Expect your ESG to be measured in 2021.
Even among closely-held, family-owned and partnership-owned businesses that extend beyond self-employment and Main Street into some kind of B2B (business-to-business) enterprise, prepare your firm to be asked some unusual, perhaps uncomfortable, questions next year.
I write this as I join America, waiting to see who will be inaugurated in January as our next president. It remains a bit early to tell.
But, admittedly, the passion of politics and the fervor of the furious has masked the reality of the emergence of ESG in 2020. I’m even adding a page to my website later this month on it.
“Environmental, social and governance (ESG) criteria are a set of standards for a company’s operations that socially conscious investors use to screen potential investments. Environmental criteria consider how a company performs as a steward of nature,” one investment fund says on its site.
Not yet with an agreed-upon technical definition, and without any real quantitative metrics or benchmarks, ESG surfaced first over the last few years in the investment industry as a theme for self-identifying companies to claim “the moral high ground” of progressive social values.
If you don’t closely follow the markets, you even would have missed it. Investors have rewarded its cornerstone premise around hewing to a higher standard in progressive social values.
However, even in the legendary Wild West of free-market capitalism, progressivism has announced its entrance, and SMBs (small- and mid-sized businesses), particularly beyond Main Street, will need to pay closer attention in 2021. Yes, the rules are changing.
D&I, or diversity and inclusion, is one of the critically important parts of managing a business’ ESG, that is, just taking a look at a company’s workforce, and how it fares on a diversity yardstick. Less than a week ago, an article by The Wall Street Journal’s legal reporter focused on how the bigger clients of law firms are increasingly asking about the diversity of their law firms’ workforces, expecting, even requiring more attorneys.
I tend to treat such issues bluntly, even in uncomfortable ways.
Many, if not most, of us from the business despise “the heavy hand” of government with “the blunt instrument” of affirmative action to address and cure the legacy results of historic discrimination. It allows no subtlety, no nuance.
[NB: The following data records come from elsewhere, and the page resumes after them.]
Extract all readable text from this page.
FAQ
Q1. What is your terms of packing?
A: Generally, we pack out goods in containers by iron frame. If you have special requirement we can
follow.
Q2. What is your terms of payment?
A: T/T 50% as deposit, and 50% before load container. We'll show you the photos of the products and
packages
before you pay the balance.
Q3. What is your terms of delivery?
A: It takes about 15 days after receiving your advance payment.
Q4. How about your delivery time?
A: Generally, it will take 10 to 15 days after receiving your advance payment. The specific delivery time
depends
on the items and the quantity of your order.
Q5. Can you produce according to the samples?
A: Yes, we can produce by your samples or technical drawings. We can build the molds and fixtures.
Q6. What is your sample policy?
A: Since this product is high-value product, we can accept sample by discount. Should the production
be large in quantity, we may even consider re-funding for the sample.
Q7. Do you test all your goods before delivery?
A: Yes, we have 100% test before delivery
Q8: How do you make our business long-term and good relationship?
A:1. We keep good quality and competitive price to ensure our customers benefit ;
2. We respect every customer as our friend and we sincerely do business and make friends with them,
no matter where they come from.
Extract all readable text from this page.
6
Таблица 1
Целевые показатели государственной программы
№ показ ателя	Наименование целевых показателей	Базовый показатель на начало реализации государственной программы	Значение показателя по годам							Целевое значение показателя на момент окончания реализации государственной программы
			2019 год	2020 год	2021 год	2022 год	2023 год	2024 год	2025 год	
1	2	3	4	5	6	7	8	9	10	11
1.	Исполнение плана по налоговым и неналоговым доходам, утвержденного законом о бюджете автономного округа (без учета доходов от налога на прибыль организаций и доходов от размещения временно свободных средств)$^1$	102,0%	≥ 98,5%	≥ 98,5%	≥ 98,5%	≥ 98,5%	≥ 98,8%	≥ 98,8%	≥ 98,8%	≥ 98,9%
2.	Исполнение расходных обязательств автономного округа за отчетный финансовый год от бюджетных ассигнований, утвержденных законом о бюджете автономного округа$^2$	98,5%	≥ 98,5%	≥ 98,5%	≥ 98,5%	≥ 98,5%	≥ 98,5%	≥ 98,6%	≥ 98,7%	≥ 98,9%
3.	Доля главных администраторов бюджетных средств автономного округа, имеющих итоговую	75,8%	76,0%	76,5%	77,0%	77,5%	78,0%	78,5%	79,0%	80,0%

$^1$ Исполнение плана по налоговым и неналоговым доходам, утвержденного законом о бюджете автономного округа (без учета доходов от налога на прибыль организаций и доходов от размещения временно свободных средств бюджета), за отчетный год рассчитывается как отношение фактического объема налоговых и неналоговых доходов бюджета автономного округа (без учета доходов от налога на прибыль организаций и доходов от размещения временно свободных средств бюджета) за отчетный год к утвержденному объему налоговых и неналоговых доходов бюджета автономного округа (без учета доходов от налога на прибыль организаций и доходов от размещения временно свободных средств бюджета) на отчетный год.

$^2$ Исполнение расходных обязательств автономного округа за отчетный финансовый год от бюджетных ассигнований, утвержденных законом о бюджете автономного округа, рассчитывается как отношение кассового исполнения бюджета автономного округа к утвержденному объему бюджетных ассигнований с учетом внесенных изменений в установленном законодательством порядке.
Increasingly it’s becoming passe.
I’d encourage you to think about it this way, as a workplace-focused form of voluntary reparations.
If historic preference in favor of white applicants by private employers effectively discriminated against minority candidates or population, resulting in impoverishment, then shouldn’t social justice argue that a fair remedy – yes, even social reparations – is employment discrimination for minority applicants that includes and even features discrimination against members of the majority?
In the last couple years, some notable and well-publicized cases on academic admissions – two recently, one at Harvard, one at Yale – focused on the discrimination against white and Asian-American applicants in order to discriminate any favor of black and Hispanic applicants.
Rather than take its finger off the white side of the scale at Harvard and Yale, and let merit rule, each appeared to compensate by putting its finger on the black and Hispanic side of the scale. (I always thought applicants of Asian descent were a minority, as well, but I guess the Ivies didn’t care!)
Be forewarned that ESG extends beyond the workforce.
If you’re a manufacturer or a big energy user, think about “sustainability” as a value, e.g., use of recyclables and/or “green energy.” Pay attention to your waste stream, and how your own vendors handle both the raw materials and the waste.
Beyond your hiring practices, take a look at other human capital and governance issues, among them, who and how do you promote leadership? What about the parents of young children in your workforce? Do your operating policies make sense in a family-friendly and/or remote workforce environment?
This is a fast-moving, rapidly evolving area, so much so that in just a year this article will seem like some primitive artifact. But it’s real. It’s here. It’s not going away. Every forward-thinking businessperson – particularly those who claim an interest or commitment to social justice – needs to think it through, plan and adapt accordingly.
Sam Waltz is the publisher emeritus of Delaware Business Times.